As The Denver Post reports:
Colorado's members of Congress were universally uncommitted Tuesday on whether to take any military action in Syria, saying they want more time to gather information before casting a vote probably next week.
When Congress officially reconvenes next week after its August recess, it is Colorado Republicans who will initially be in the spotlight thanks to House Speaker John Boehner's public support of President Obama on military intervention in Syria. As TPM explains, Boehner's move has D.C. in a bit of a tizzy:
“I appreciate the president reaching out to me and my colleagues in the Congress over the last couple of weeks. I also appreciate the president asking the Congress to support him in this action,” the Speaker said. His remarks were backed by his deputy, Majority Leader Eric Cantor (R-VA), who also announced his support for Obama’s mission shortly after the morning meeting at the White House.

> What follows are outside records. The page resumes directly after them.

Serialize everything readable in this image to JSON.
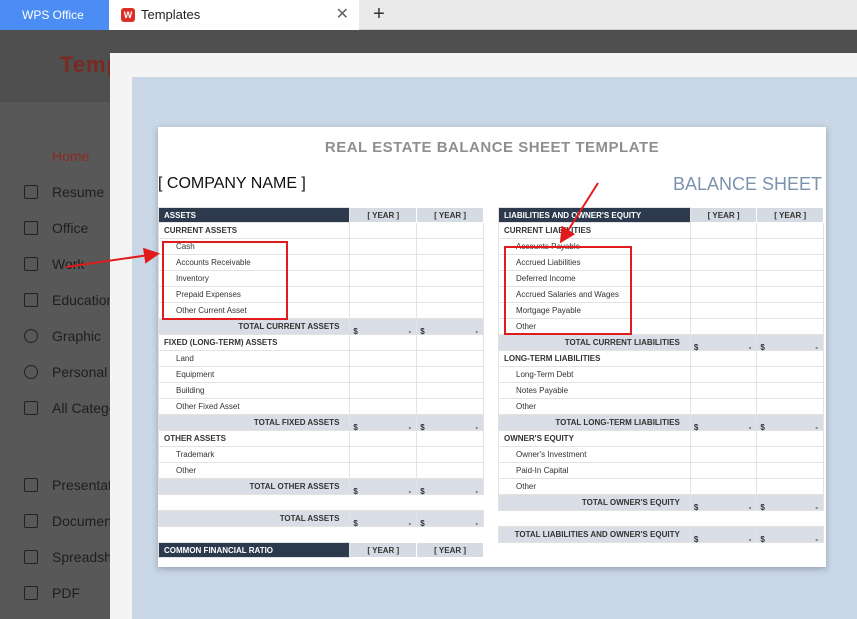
{
  "tabs": {
    "wps": "WPS Office",
    "templates": "Templates",
    "close": "✕",
    "plus": "+"
  },
  "brand": "Temp",
  "sidebar": [
    {
      "label": "Home"
    },
    {
      "label": "Resume"
    },
    {
      "label": "Office"
    },
    {
      "label": "Work"
    },
    {
      "label": "Education"
    },
    {
      "label": "Graphic"
    },
    {
      "label": "Personal"
    },
    {
      "label": "All Catego"
    },
    {
      "label": "Presentatio"
    },
    {
      "label": "Document"
    },
    {
      "label": "Spreadsheet"
    },
    {
      "label": "PDF"
    }
  ],
  "sheet": {
    "title": "REAL ESTATE BALANCE SHEET TEMPLATE",
    "company": "[ COMPANY NAME ]",
    "balance": "BALANCE SHEET",
    "year": "[ YEAR ]",
    "currency": "$",
    "dash": "-",
    "left": {
      "header": "ASSETS",
      "current_head": "CURRENT ASSETS",
      "current": [
        "Cash",
        "Accounts Receivable",
        "Inventory",
        "Prepaid Expenses",
        "Other Current Asset"
      ],
      "total_current": "TOTAL CURRENT ASSETS",
      "fixed_head": "FIXED (LONG-TERM) ASSETS",
      "fixed": [
        "Land",
        "Equipment",
        "Building",
        "Other Fixed Asset"
      ],
      "total_fixed": "TOTAL FIXED ASSETS",
      "other_head": "OTHER ASSETS",
      "other": [
        "Trademark",
        "Other"
      ],
      "total_other": "TOTAL OTHER ASSETS",
      "total_assets": "TOTAL ASSETS",
      "ratio_head": "COMMON FINANCIAL RATIO"
    },
    "right": {
      "header": "LIABILITIES AND OWNER'S EQUITY",
      "current_head": "CURRENT LIABILITIES",
      "current": [
        "Accounts Payable",
        "Accrued Liabilities",
        "Deferred Income",
        "Accrued Salaries and Wages",
        "Mortgage Payable",
        "Other"
      ],
      "total_current": "TOTAL CURRENT LIABILITIES",
      "long_head": "LONG-TERM LIABILITIES",
      "long": [
        "Long-Term Debt",
        "Notes Payable",
        "Other"
      ],
      "total_long": "TOTAL LONG-TERM LIABILITIES",
      "equity_head": "OWNER'S EQUITY",
      "equity": [
        "Owner's Investment",
        "Paid-In Capital",
        "Other"
      ],
      "total_equity": "TOTAL OWNER'S EQUITY",
      "total_all": "TOTAL LIABILITIES AND OWNER'S EQUITY"
    }
  }
}
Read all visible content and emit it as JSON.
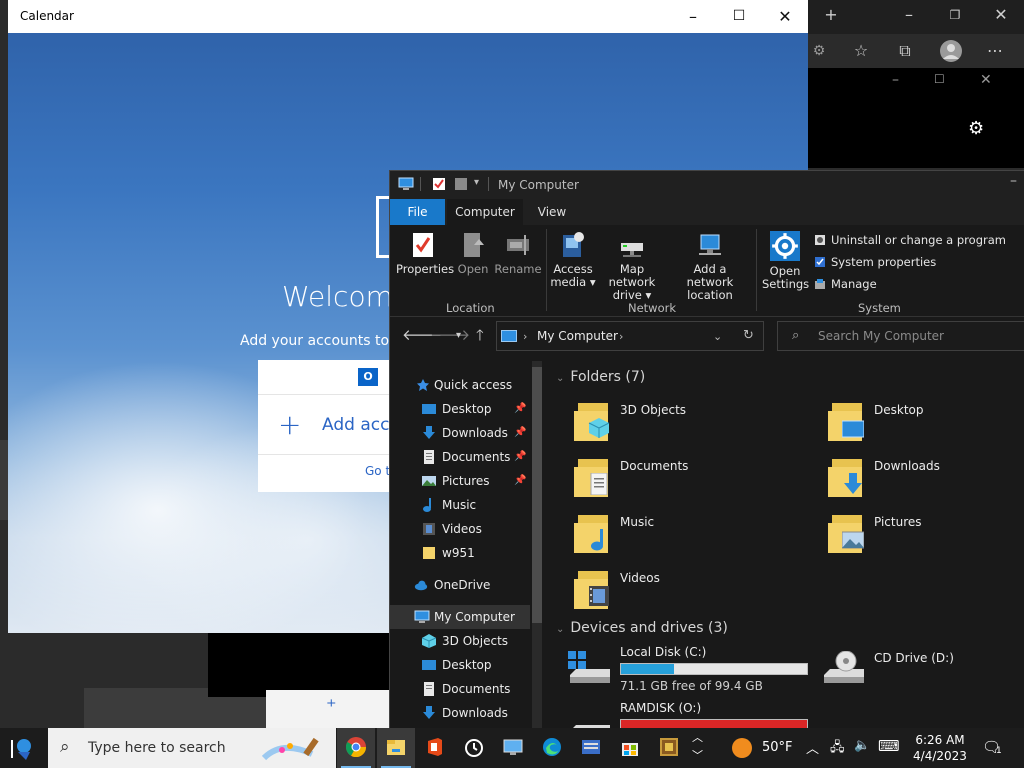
{
  "calendar": {
    "title": "Calendar",
    "welcome": "Welcome",
    "subtitle": "Add your accounts to ke",
    "add_account": "Add acco",
    "goto": "Go t",
    "outlook_letter": "O"
  },
  "explorer": {
    "title": "My Computer",
    "tabs": [
      "File",
      "Computer",
      "View"
    ],
    "ribbon": {
      "buttons": {
        "properties": "Properties",
        "open": "Open",
        "rename": "Rename",
        "access_media_1": "Access",
        "access_media_2": "media",
        "map_drive_1": "Map network",
        "map_drive_2": "drive",
        "add_location_1": "Add a network",
        "add_location_2": "location",
        "open_settings_1": "Open",
        "open_settings_2": "Settings"
      },
      "small": {
        "uninstall": "Uninstall or change a program",
        "sysprops": "System properties",
        "manage": "Manage"
      },
      "groups": {
        "location": "Location",
        "network": "Network",
        "system": "System"
      }
    },
    "address": "My Computer",
    "search_placeholder": "Search My Computer",
    "nav": {
      "quick_access": "Quick access",
      "desktop": "Desktop",
      "downloads": "Downloads",
      "documents": "Documents",
      "pictures": "Pictures",
      "music": "Music",
      "videos": "Videos",
      "w951": "w951",
      "onedrive": "OneDrive",
      "my_computer": "My Computer",
      "objects3d": "3D Objects",
      "desktop2": "Desktop",
      "documents2": "Documents",
      "downloads2": "Downloads"
    },
    "folders_header": "Folders (7)",
    "folders": {
      "objects3d": "3D Objects",
      "desktop": "Desktop",
      "documents": "Documents",
      "downloads": "Downloads",
      "music": "Music",
      "pictures": "Pictures",
      "videos": "Videos"
    },
    "drives_header": "Devices and drives (3)",
    "drives": {
      "c_name": "Local Disk (C:)",
      "c_free": "71.1 GB free of 99.4 GB",
      "c_used_fraction": 0.285,
      "d_name": "CD Drive (D:)",
      "o_name": "RAMDISK (O:)",
      "o_used_fraction": 1.0
    }
  },
  "taskbar": {
    "search_placeholder": "Type here to search",
    "weather": "50°F",
    "time": "6:26 AM",
    "date": "4/4/2023",
    "notifications_count": "1"
  },
  "colors": {
    "accent": "#1979ca",
    "drive_fill": "#26a0da",
    "ramdisk_fill": "#da2626"
  }
}
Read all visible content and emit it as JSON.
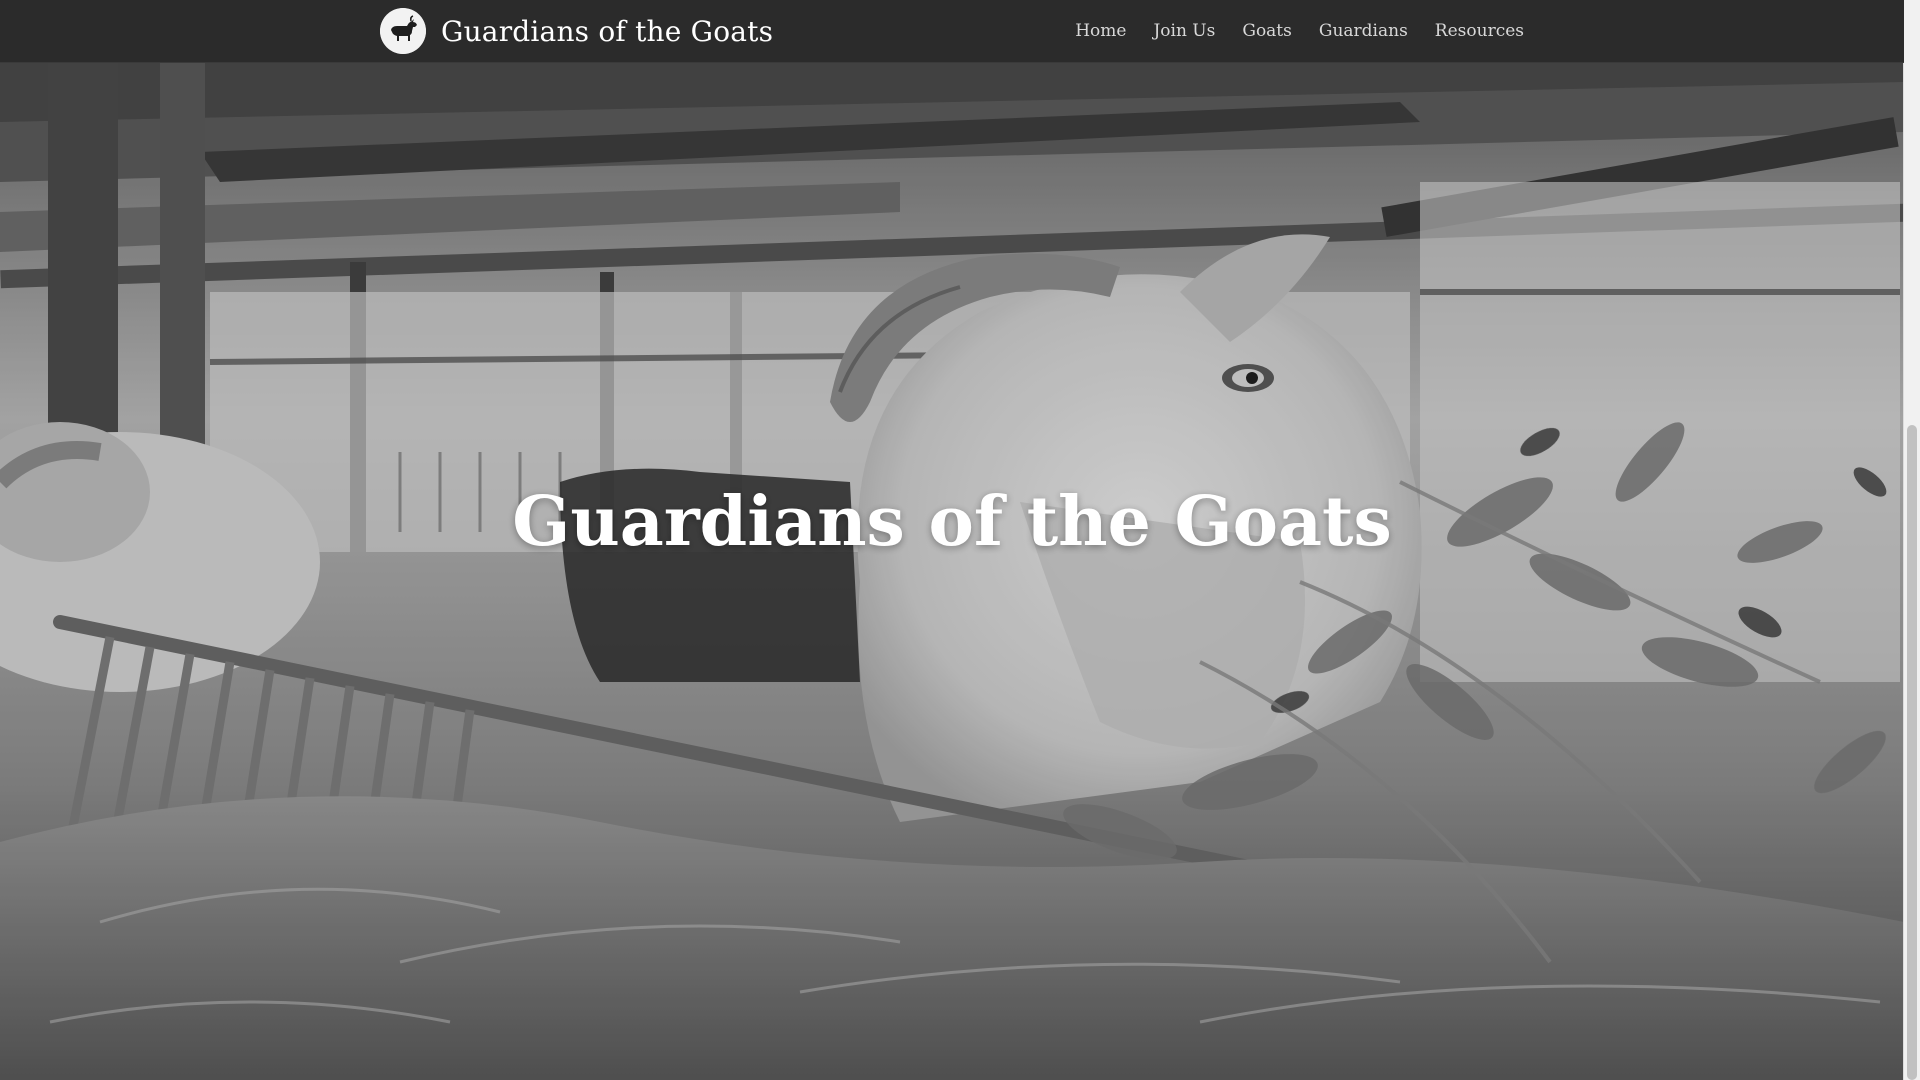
{
  "site": {
    "title": "Guardians of the Goats",
    "logo_icon": "goat-logo-icon"
  },
  "nav": {
    "items": [
      {
        "label": "Home"
      },
      {
        "label": "Join Us"
      },
      {
        "label": "Goats"
      },
      {
        "label": "Guardians"
      },
      {
        "label": "Resources"
      }
    ]
  },
  "hero": {
    "heading": "Guardians of the Goats",
    "image_tone": "black-and-white"
  },
  "colors": {
    "navbar_bg": "#2b2b2b",
    "brand_text": "#ffffff",
    "nav_text": "#d8d8d8",
    "hero_text": "#ffffff"
  }
}
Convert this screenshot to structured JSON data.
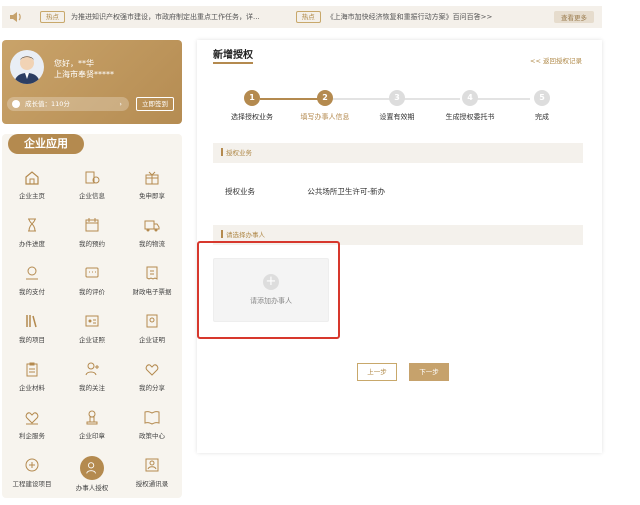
{
  "notice": {
    "tag1": "热点",
    "text1": "为推进知识产权强市建设，市政府制定出重点工作任务，详...",
    "tag2": "热点",
    "text2": "《上海市加快经济恢复和重振行动方案》百问百答>>",
    "more": "查看更多"
  },
  "user": {
    "greeting": "您好，**华",
    "region": "上海市奉贤*****",
    "growth": "成长值：110分",
    "signin": "立即签到"
  },
  "apps": {
    "title": "企业应用",
    "items": [
      {
        "label": "企业主页",
        "icon": "home-icon"
      },
      {
        "label": "企业信息",
        "icon": "company-info-icon"
      },
      {
        "label": "免申即享",
        "icon": "gift-icon"
      },
      {
        "label": "办件进度",
        "icon": "hourglass-icon"
      },
      {
        "label": "我的预约",
        "icon": "calendar-icon"
      },
      {
        "label": "我的物流",
        "icon": "truck-icon"
      },
      {
        "label": "我的支付",
        "icon": "payment-icon"
      },
      {
        "label": "我的评价",
        "icon": "comment-icon"
      },
      {
        "label": "财政电子票据",
        "icon": "receipt-icon"
      },
      {
        "label": "我的项目",
        "icon": "books-icon"
      },
      {
        "label": "企业证照",
        "icon": "license-icon"
      },
      {
        "label": "企业证明",
        "icon": "certificate-icon"
      },
      {
        "label": "企业材料",
        "icon": "clipboard-icon"
      },
      {
        "label": "我的关注",
        "icon": "follow-icon"
      },
      {
        "label": "我的分享",
        "icon": "heart-icon"
      },
      {
        "label": "利企服务",
        "icon": "service-icon"
      },
      {
        "label": "企业印章",
        "icon": "seal-icon"
      },
      {
        "label": "政策中心",
        "icon": "policy-icon"
      },
      {
        "label": "工程建设项目",
        "icon": "building-icon"
      },
      {
        "label": "办事人授权",
        "icon": "authorize-icon"
      },
      {
        "label": "授权通讯录",
        "icon": "contacts-icon"
      }
    ]
  },
  "main": {
    "title": "新增授权",
    "back": "<< 返回授权记录",
    "steps": [
      {
        "num": "1",
        "label": "选择授权业务"
      },
      {
        "num": "2",
        "label": "填写办事人信息"
      },
      {
        "num": "3",
        "label": "设置有效期"
      },
      {
        "num": "4",
        "label": "生成授权委托书"
      },
      {
        "num": "5",
        "label": "完成"
      }
    ],
    "section1": "授权业务",
    "auth_label": "授权业务",
    "auth_value": "公共场所卫生许可-新办",
    "section2": "请选择办事人",
    "add_text": "请添加办事人",
    "prev": "上一步",
    "next": "下一步"
  },
  "colors": {
    "accent": "#b48a4f",
    "highlight": "#d7382d"
  }
}
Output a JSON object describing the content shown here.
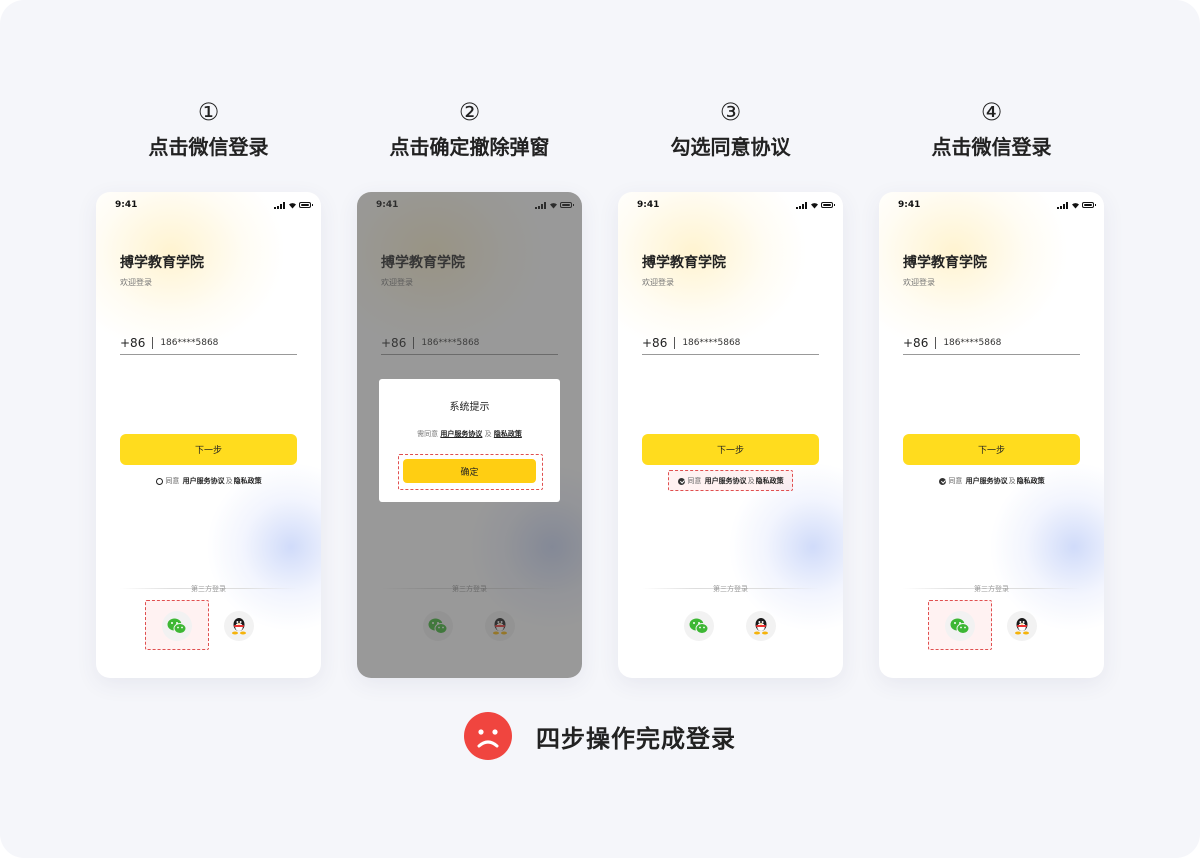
{
  "colors": {
    "accent_yellow": "#ffdc1e",
    "highlight_red": "#e04f4f",
    "sad_face_red": "#f0453f",
    "background": "#f5f6fa"
  },
  "phone_common": {
    "status_time": "9:41",
    "app_title": "搏学教育学院",
    "app_subtitle": "欢迎登录",
    "country_code": "+86",
    "phone_number": "186****5868",
    "next_button": "下一步",
    "agree_prefix": "同意",
    "agreement_link": "用户服务协议",
    "agree_and": "及",
    "privacy_link": "隐私政策",
    "third_party_label": "第三方登录",
    "wechat_icon": "wechat-icon",
    "qq_icon": "qq-penguin-icon"
  },
  "steps": [
    {
      "number": "①",
      "title": "点击微信登录",
      "agreement_checked": false,
      "highlight": "wechat-login"
    },
    {
      "number": "②",
      "title": "点击确定撤除弹窗",
      "agreement_checked": false,
      "highlight": "dialog-confirm"
    },
    {
      "number": "③",
      "title": "勾选同意协议",
      "agreement_checked": true,
      "highlight": "agreement"
    },
    {
      "number": "④",
      "title": "点击微信登录",
      "agreement_checked": true,
      "highlight": "wechat-login"
    }
  ],
  "dialog": {
    "title": "系统提示",
    "text_prefix": "需同意",
    "agreement_link": "用户服务协议",
    "and": "及",
    "privacy_link": "隐私政策",
    "confirm_button": "确定"
  },
  "result": {
    "icon": "sad-face-icon",
    "text": "四步操作完成登录"
  }
}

Boehner’s support changes the politics because scores of lawmakers in both parties have remained skeptical of military intervention in Syria despite the Aug. 21 chemical weapons attack in the suburbs of Damascus. Republicans, in particular, are deeply divided between the foreign policy hawks and a growing strain of isolationists within their tent. (Democrats are also split between war-weary progressives and humanitarian interventionists.)
This sets up a potentially nasty debate between GOP leaders and conservatives like Sen. Rand Paul (R-KY) and Rep. Justin Amash (R-MI), who have been making the case against intervening. The debate will also test the instincts of 2016 presidential contenders like Sen. Marco Rubio (R-FL) and Rep. Paul Ryan (R-WI) to remain on the opposite side of Obama.
This puts Colorado Republicans such as Rep. Cory Gardner in a tight spot; Gardner has been a committed foot soldier for Majority Leader Eric Cantor, who stood behind Boehner in his support for intervention in Syria.